Ein Sieg, gemeinsam errungen

„Der Sieg ist ein gemeinsamer“, sagt die Erste Stellvertretende Vorsitzende des Internationalen Verbandes der deutschen Kultur Olga Martens, „und sie alle haben dazu beigetragen, der Deutsche Robert Klein, der Ukrainer Sydir Kowpak, der Kasache Kasym Kajsenow, der Georgier David Bakradse. Jetzt ist es an uns, die Generation der Enkel, die Erinnerung an diese Helden wachzuhalten! Wir sind die letzte Generation, die die Veteranen noch persönlich kennt. Aus erster Hand haben wir die Geschichten unserer Großväter über den Krieg, unserer Großmütter über die schwere Arbeit im Hinterland, unserer Eltern über den Hunger im Krieg und den Jahren danach gehört. Wir müssen unseren Kindern nicht nur die Wahrheit über den Zweiten Weltkrieg erzählen, sondern auch dafür sorgen, dass die Geschichte nicht umgeschrieben wird und unseren unverrückbaren Blick auf den gemeinsamen Sieg weitergeben. 

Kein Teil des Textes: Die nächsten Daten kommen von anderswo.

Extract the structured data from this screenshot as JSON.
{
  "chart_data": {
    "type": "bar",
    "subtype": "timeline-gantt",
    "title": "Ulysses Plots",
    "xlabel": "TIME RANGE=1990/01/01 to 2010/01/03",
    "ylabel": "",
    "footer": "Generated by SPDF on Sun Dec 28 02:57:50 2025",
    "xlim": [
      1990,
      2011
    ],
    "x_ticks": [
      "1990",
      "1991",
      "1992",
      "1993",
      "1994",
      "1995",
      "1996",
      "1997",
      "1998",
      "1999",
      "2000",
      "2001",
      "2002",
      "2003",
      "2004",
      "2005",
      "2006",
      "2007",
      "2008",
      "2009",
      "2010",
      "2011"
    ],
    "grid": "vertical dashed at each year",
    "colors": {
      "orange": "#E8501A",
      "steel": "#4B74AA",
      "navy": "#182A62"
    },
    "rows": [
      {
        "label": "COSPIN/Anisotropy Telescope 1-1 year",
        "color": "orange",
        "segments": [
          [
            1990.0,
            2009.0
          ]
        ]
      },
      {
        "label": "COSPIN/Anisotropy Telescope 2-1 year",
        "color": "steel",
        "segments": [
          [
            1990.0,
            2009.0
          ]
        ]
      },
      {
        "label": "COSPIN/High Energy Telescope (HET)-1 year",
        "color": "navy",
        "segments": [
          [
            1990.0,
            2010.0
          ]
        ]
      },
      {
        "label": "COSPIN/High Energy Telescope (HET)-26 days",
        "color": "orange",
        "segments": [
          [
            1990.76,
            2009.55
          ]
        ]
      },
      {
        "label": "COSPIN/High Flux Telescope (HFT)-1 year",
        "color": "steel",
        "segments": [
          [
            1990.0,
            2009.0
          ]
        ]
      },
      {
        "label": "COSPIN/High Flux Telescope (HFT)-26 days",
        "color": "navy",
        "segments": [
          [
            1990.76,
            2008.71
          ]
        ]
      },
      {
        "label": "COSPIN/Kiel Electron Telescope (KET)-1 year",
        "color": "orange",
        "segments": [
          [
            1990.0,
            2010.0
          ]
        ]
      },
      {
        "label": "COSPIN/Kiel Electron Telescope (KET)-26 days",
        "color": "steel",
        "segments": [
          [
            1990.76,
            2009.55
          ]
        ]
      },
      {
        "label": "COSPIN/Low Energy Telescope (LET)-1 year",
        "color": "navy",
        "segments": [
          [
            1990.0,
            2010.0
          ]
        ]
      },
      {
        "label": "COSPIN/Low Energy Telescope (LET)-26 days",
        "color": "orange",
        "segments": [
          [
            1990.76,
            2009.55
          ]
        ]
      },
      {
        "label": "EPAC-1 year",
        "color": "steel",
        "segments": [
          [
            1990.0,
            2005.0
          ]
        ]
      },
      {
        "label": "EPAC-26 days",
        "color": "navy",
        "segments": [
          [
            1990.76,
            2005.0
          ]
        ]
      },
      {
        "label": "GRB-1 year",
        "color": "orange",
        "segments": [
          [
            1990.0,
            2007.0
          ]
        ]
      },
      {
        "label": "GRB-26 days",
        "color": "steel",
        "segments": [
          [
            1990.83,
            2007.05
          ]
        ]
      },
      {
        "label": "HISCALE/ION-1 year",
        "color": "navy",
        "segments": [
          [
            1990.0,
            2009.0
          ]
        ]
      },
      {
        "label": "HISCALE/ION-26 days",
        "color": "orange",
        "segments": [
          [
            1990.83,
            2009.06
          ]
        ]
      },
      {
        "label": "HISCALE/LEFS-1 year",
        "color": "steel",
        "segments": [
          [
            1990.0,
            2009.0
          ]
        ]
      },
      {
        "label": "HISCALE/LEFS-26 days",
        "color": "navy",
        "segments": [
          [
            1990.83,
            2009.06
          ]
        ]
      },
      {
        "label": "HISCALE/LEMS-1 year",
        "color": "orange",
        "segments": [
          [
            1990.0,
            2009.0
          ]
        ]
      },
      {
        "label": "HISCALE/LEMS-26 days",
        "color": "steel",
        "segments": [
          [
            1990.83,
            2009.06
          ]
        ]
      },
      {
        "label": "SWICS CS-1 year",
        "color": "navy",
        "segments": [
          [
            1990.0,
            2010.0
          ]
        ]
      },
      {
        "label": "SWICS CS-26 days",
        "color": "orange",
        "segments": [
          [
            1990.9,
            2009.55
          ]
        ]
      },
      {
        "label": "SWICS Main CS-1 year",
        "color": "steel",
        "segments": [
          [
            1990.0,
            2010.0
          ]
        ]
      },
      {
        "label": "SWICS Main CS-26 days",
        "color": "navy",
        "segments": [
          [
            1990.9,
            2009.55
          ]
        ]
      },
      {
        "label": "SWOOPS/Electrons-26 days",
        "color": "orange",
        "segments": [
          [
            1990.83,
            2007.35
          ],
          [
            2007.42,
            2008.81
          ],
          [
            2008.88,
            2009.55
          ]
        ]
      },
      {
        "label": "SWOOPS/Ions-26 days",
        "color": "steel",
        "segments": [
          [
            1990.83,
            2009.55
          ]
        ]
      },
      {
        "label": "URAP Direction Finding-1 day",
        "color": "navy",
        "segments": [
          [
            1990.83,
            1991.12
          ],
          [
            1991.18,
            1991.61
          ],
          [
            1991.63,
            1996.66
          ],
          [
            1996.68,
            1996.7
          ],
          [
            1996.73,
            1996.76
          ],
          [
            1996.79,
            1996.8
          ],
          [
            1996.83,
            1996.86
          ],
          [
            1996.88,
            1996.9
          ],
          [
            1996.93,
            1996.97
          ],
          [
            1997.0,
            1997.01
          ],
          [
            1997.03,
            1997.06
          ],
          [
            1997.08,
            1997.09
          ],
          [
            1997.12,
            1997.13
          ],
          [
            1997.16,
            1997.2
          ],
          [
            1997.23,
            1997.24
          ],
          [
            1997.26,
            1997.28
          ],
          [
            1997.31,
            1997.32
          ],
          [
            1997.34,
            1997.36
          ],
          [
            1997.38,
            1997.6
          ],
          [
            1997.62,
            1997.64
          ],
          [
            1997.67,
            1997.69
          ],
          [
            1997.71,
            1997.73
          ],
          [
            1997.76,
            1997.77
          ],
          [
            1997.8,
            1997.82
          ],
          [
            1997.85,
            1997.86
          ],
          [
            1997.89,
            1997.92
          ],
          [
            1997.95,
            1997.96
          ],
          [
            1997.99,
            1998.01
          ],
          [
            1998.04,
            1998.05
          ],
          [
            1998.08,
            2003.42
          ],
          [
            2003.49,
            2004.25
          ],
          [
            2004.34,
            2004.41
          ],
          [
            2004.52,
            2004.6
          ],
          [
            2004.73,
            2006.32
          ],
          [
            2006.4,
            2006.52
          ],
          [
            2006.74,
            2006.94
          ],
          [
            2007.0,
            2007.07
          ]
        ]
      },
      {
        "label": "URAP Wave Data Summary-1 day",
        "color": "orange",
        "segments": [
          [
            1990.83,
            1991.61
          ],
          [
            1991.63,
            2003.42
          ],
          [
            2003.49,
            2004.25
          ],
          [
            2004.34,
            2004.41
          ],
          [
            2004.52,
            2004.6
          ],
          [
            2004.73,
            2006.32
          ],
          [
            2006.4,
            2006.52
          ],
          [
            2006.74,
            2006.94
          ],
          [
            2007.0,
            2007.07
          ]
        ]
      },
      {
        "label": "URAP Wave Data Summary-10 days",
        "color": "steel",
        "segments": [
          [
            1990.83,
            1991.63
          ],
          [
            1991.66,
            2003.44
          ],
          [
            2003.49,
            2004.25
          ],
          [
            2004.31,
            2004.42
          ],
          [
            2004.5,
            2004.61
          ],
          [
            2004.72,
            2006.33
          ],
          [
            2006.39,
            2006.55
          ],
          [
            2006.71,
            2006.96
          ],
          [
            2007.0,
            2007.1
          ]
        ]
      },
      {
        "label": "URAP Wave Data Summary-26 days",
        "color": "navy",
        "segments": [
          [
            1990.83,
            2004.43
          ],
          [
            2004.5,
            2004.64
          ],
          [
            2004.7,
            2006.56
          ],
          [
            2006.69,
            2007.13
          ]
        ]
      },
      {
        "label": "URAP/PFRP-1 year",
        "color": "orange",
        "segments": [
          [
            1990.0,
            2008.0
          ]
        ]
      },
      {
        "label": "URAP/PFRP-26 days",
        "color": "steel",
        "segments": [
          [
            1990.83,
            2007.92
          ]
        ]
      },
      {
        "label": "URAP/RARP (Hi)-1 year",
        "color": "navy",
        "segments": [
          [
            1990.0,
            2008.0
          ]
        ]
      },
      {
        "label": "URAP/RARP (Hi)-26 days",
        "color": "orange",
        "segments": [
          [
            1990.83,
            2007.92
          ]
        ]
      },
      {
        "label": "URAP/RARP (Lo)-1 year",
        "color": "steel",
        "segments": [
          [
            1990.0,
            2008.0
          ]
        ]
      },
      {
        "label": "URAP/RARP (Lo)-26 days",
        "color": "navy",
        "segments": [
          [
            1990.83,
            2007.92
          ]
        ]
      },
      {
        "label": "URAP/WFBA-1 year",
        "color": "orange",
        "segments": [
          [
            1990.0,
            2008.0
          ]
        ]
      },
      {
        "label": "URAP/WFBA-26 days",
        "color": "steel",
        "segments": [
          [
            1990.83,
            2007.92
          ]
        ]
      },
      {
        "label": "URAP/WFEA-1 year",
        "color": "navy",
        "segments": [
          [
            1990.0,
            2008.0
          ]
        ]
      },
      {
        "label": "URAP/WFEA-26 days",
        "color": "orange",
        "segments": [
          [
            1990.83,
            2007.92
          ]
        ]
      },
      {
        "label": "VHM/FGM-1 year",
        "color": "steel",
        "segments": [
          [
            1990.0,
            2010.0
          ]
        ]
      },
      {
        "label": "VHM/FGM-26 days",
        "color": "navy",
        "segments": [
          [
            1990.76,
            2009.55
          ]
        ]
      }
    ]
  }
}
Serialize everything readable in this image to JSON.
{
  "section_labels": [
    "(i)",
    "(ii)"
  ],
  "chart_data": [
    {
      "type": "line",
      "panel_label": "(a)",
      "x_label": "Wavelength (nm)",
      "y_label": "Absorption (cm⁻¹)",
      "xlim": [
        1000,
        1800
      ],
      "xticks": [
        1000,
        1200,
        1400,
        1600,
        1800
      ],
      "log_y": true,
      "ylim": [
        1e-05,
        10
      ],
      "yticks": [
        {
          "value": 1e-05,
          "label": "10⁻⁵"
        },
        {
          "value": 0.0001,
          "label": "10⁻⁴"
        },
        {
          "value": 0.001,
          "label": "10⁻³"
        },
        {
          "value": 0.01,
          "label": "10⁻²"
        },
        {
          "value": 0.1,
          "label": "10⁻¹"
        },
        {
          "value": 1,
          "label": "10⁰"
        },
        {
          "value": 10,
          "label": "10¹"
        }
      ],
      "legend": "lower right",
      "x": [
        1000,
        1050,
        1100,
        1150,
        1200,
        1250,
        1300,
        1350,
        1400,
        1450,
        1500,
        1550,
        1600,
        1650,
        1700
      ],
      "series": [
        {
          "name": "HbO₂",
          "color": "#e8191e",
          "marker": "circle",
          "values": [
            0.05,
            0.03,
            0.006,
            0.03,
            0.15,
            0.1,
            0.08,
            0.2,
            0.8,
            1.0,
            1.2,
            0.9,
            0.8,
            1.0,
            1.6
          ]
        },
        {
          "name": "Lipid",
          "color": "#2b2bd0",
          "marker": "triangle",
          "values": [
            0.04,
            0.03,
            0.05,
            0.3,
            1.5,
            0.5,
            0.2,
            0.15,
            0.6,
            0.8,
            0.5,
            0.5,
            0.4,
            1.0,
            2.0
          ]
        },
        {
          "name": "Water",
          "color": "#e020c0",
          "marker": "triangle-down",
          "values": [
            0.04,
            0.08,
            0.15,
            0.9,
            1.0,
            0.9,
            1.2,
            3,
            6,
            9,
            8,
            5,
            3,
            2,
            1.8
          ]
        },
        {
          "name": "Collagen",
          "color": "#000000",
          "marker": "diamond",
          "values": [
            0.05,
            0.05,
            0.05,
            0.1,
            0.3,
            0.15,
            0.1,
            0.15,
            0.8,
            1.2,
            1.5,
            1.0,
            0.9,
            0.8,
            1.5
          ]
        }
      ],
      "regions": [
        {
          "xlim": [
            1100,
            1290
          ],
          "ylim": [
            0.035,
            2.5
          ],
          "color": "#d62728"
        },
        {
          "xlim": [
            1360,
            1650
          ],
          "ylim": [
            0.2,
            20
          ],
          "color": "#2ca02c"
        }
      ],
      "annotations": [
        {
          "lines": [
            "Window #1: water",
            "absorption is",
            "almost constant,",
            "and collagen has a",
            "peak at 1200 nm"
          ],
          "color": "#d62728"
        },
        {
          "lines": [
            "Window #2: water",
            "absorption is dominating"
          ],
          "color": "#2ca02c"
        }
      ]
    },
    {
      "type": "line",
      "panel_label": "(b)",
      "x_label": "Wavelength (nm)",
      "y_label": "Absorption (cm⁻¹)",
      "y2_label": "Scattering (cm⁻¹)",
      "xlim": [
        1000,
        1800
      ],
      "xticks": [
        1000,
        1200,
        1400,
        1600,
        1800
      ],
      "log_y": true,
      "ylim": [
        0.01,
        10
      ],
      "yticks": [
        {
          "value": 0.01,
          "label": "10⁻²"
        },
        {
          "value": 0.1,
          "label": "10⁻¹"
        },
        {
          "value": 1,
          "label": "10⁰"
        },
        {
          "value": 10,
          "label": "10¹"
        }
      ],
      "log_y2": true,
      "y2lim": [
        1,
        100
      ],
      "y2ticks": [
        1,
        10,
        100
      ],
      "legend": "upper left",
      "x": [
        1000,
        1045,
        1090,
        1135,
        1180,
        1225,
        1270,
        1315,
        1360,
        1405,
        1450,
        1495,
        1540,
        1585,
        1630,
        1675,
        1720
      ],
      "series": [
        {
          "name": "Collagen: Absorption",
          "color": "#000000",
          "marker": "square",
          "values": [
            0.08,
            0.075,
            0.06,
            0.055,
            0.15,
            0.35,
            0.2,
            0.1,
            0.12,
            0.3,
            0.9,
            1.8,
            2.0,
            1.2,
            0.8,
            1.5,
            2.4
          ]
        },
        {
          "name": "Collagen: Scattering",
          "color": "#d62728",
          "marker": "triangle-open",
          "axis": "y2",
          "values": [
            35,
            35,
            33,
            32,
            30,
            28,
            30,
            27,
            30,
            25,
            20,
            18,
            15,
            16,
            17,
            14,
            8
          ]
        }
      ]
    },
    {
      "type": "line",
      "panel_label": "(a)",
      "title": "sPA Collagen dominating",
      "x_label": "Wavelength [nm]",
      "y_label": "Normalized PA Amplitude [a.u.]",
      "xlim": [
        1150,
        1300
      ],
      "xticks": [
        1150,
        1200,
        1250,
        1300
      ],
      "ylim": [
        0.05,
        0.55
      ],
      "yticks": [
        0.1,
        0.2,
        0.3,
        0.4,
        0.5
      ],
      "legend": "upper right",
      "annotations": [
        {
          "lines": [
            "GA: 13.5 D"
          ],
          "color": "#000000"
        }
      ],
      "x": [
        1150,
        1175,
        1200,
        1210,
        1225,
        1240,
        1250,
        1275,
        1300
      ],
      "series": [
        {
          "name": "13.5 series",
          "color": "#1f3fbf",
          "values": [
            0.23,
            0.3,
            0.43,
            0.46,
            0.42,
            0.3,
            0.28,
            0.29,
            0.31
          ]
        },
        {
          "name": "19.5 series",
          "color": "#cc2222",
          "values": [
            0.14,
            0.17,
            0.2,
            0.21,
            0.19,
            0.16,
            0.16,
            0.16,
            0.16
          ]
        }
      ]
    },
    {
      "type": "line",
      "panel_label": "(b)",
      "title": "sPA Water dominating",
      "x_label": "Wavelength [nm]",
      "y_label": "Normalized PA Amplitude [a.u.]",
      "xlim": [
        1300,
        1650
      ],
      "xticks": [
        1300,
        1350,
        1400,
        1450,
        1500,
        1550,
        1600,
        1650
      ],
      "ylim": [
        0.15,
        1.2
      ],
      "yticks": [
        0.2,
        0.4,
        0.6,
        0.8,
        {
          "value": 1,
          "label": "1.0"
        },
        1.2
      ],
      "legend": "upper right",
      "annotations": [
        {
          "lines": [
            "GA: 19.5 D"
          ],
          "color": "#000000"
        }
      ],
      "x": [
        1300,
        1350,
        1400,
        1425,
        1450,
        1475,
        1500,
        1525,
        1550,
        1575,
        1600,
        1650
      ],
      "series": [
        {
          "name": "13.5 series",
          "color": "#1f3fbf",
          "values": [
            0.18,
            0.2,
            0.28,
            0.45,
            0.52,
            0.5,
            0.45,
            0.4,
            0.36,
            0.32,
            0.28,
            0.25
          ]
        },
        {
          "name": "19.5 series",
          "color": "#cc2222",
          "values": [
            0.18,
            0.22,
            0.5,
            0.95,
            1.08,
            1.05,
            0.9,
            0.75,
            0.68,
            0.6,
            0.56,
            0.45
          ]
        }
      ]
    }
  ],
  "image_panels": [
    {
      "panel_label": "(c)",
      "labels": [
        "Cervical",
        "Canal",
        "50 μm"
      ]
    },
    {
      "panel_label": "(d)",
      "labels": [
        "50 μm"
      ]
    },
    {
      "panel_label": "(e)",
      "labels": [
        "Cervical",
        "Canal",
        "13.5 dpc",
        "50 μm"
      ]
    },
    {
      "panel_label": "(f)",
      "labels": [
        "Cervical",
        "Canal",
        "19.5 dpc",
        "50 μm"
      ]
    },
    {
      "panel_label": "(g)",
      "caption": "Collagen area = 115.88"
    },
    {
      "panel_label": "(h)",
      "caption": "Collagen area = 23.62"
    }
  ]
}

Mögen sich am 9. Mai Russen, Ukrainer, Deutsche, Kasachen, Belarussen und alle anderen, deren Großväter und Urgroßväter gekämpft haben, an einem großen Tisch versammeln und die Gläser auf diejenigen erheben, die gemeinsam gekämpft haben!“ 

Jekaterina Kaier

Russlanddeutsche in der Roten Armee

Bereits kurz nach der Machtergreifung Adolf Hitlers wurden in der Sowjetunion für Russlanddeutsche Aufnahmebeschränkungen für die Rote Armee eingeführt. Trotz einer verordneten Entlassungswelle gehörten zum Zeitpunkt des deutschen Überfalls im Juni 1941 immer noch mehr als 33 000 Russlanddeutsche der Roten Armee an, die überwiegende Mehrheit davon stammte aus der Wolgadeutschen Republik. Ab September 1941 wurden die Deutschen aus ihren Einheiten entfernt und in Arbeitslager geschickt. Sie bildeten den Kern der sogenannten Arbeitsarmee, in der die Deutschen Zwangsarbeit leisten mussten. Ungeachtet der zunehmenden Repressionen gelang es einigen Deutschen, in der Roten Armee zu bleiben, teilweise durch die Änderung des Nachnamens. Auch in den zahlreichen Partisaneneinheiten waren sie aktiv. Insgesamt kämpften über 64 000 Russlanddeutsche gegen Hitlerdeutschland. Viele erhielten für ihre Leistungen Orden, 14 wurden zu „Helden der Sowjetunion“ ernannt.